On January 28, 2014, State Senator Rod Wright was found guilty of eight felonies by a jury of his peers in a courtroom in Los Angeles. All eight crimes were related to the fact that while Wright had declared that he lived in a home that he owns inside of the 35th State Senate district, which takes in a large swatch of southern Los Angeles County, he actually lived in another home in a neighboring Senate district.
On Monday, July 7, Wright was granted a third extension on his sentencing, which is now scheduled for September 3. He was originally set to be sentenced in March, then in May, and then this month.
Wright takes the position that he is a “victim”–of both selective prosecution and also of a misinterpretation of California law as it pertains to legislator residency requirements. His position is that you actually don’t have to reside in the district you represent. Apparently Wright and his lawyers contend that the law is actually ambiguous, because the word “domicile” is used instead of “reside”–seriously.
Call it whatever you want, but it was apparently an easy decision by the jury, which determined that Rod Wright did not live at the home in Inglewood at which he was registered to vote, and where he stated that he lived when he filed for his re-election. While the eyewitness accounts of him being seen regularly at his Baldwin Hills home out of the district were clarifying, most damning was testimony from Wright’s tenant at the Inglewood property, stating that she had never seen him eat a meal or spend the night there.
Wright has asked for, and has been granted, these delays in his sentencing hearing, because his lawyers have apparently managed to barrage the judge in the case with some sort of monster brief to make a case for having his convictions set aside and a new trial ordered. In case you are wondering, Wright established a Legal Defense Fund that has raised literally hundreds of thousands of dollars from various special interest groups that have legislative interests at stake–and much of it was raised while Wright chaired a key legislative committee.

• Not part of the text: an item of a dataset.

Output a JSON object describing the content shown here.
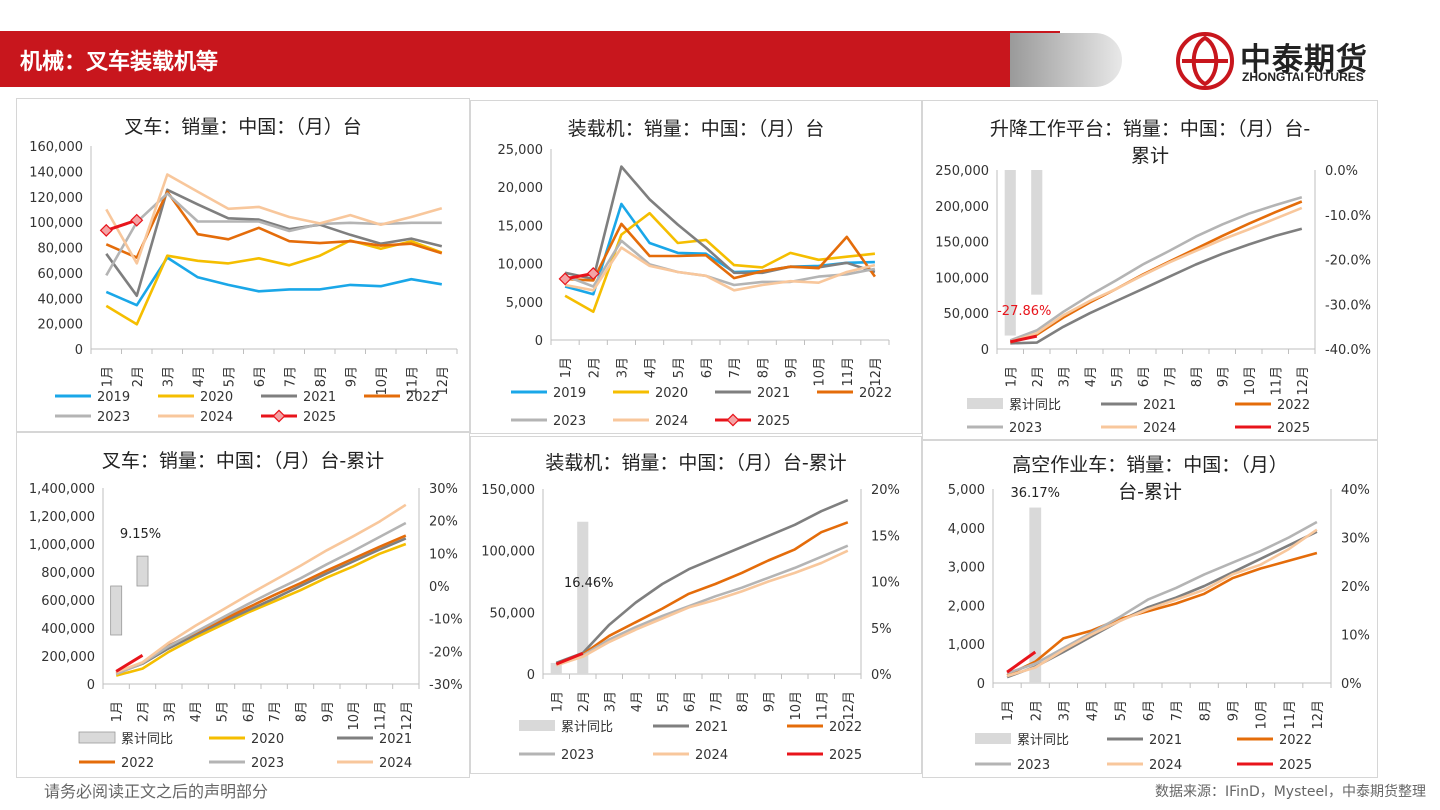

Never mind that it is the taxpayers who have to foot the bill for Wright’s legal theatrics, drawing out his case ad nauseam. Perhaps prosecutors could respond by ripping the page out of the Merriam Webster dictionary that defines the word “domicile” thusly: “A dwelling place; place of residence; home” or “a person’s fixed, permanent, and principal home for legal purposes.”
Speaking of taxpayers being on the hook–Wright continues to occupy a seat in the State Senate–and is still drawing over $7500 in monthly pay, and presumably taxpayer funded healthcare benefits as well.
Only a handful of Republican Senators have publicly called for his removal from the Senate–Joel Anderson, Steve Knight, Mike Morrell, Andy Vidak and Mark Wyland. A few Senators, including both Senate President Darrell Steinberg and Senate GOP Leader Bob Huff, have made it clear that they do not think Wright should be removed. Most have been silent, leaping at the opportunity to cast a “political cover” vote of suspending Wright with pay.
Of course, while all taxpayers lose out in this scenario, the biggest losers are nearly a million Californians who have no voting representation in the Senate. Wright’s failure to resign, and the Senate’s failure to remove him, means no vacancy, no special election, and no new representative for the district.
Maybe someone needs to look up “disenfranchisement” in the dictionary.
You can take the Wright case, and multiply it by three, since two other Senators–Ron Calderon and Leland Yee–are facing extremely seriously criminal charges. The felonies for which Wright has been found guilty, you could argue, are not as serious as those charged against his two fellow suspended-with-pay colleagues. But it is clear that all three Senators have crossed a line, past which they should no longer enjoy the privilege of occupying an office of public trust.
Apparently swaths of Californians no longer being represented in Senate committees or on the Senate floor is not a priority for Senate President Darrell Steinberg, who will not even allow a resolution sponsored by the aforementioned GOP Senators to come to a vote on the Senate floor, as “cover” is provided in some sort of undeserved collegiality to Wright.
Taken in its totality, this is where you understand that there is clearly a “culture of corruption” that is permeating the State Capitol. How much more clearly can a signal be sent that legislators are not just making the laws, but actually are above the law?
The latest continuance of Wright’s sentencing does provide yet another opportunity for a sixth, or seventh colleague to call for his ouster. But I wouldn’t hold your breath.